Abstract

Glioblastoma multiforme (GBM) is a difficult-to-treat, and the most aggressive of primary brain tumors. Survival is less than 2 years despite aggressive therapy. Oncolytic virus (OV) therapy has shown tremendous benefits in the treatment of GBM and other tumors. This benefit is limited by host antiviral immune responses that enhance OV clearance and tumor progression. In this study, using both in-vivo and in-vitro models of GBM, we have tested the role of High mobility group box 1 (HMGB1) in OV therapy. HMGB1 is a nuclear protein that binds and regulates transcription factors.

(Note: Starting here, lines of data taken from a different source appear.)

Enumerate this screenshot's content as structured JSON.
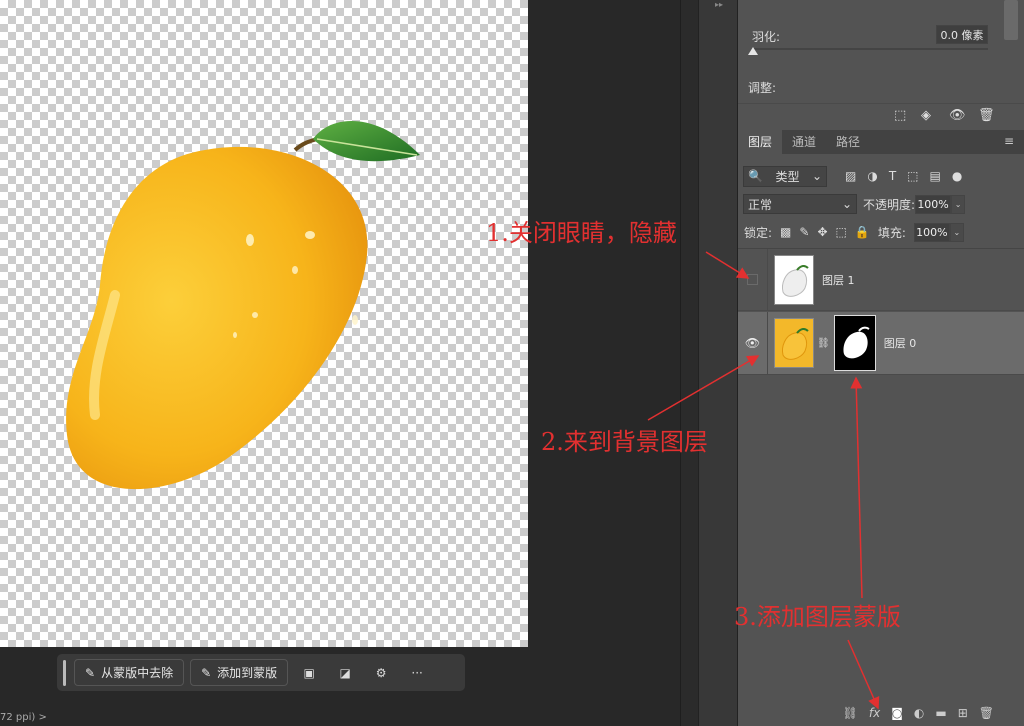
{
  "canvas": {
    "status_text": "72 ppi)  >"
  },
  "mask_taskbar": {
    "subtract_label": "从蒙版中去除",
    "add_label": "添加到蒙版",
    "more_label": "···"
  },
  "properties": {
    "feather_label": "羽化:",
    "feather_value": "0.0 像素",
    "feather_level": 0,
    "adjust_label": "调整:"
  },
  "layers_panel": {
    "tabs": [
      {
        "label": "图层",
        "active": true
      },
      {
        "label": "通道",
        "active": false
      },
      {
        "label": "路径",
        "active": false
      }
    ],
    "filter_type": "类型",
    "blend_mode": "正常",
    "opacity_label": "不透明度:",
    "opacity_value": "100%",
    "lock_label": "锁定:",
    "fill_label": "填充:",
    "fill_value": "100%",
    "layers": [
      {
        "name": "图层 1",
        "visible": false
      },
      {
        "name": "图层 0",
        "visible": true,
        "has_mask": true,
        "selected": true
      }
    ]
  },
  "annotations": {
    "step1": "1.关闭眼睛，隐藏",
    "step2": "2.来到背景图层",
    "step3": "3.添加图层蒙版"
  },
  "colors": {
    "annotation_red": "#e23030",
    "mango_yellow": "#f5b71c",
    "panel_bg": "#535353"
  }
}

Extracellular HMGB1 functions as damage associated molecular pattern (DAMP), it mediates the inflammatory response upon binding to inflammation mediators, such as receptor of advanced glycated end product (RAGE), toll-like receptors (TLRs) 2, 4, and 9. Here, we report that; 1) HSV1716 infection induced significant secretion of HMGB1 in human glioma cell lines and glioma neurosphere cells alone or when co-cultured with microglia. 2) Measurement of HMGB1 in serum of mice with intracranial tumors revealed an increase in serum HMGB1 levels after virus treatment. 3) HSV1716 infection enhanced human brain microvascular endothelial cells (HBMEC) migration towards infected cells, which was blocked by HMGB1 blocking antibodies. 4) HMGB1 both directly enhanced HBMEC migration and induced production of VEGF by microglia cells co-cultured with glioma cells. 5) Pharmacologic inhibitor of HMGB1 (Garbexate (100uM)), and anti-HMGB1 polyclonal blocking antibody blocked HSV1716 induced HMGB1 secretion of VEGF in vitro and in vivo. Our findings suggest that OV therapy with HSV1716 activates proangiogenic pathway by induction of HMGB1, and that tumor microenvironment contributes to it proangiogenic property. Thus we conclude that OV therapy that target HMGB1 secretion and angiogenic axis may improve virotherapy of HSV1716, and other oncolytic herpes simplex virus in tumors.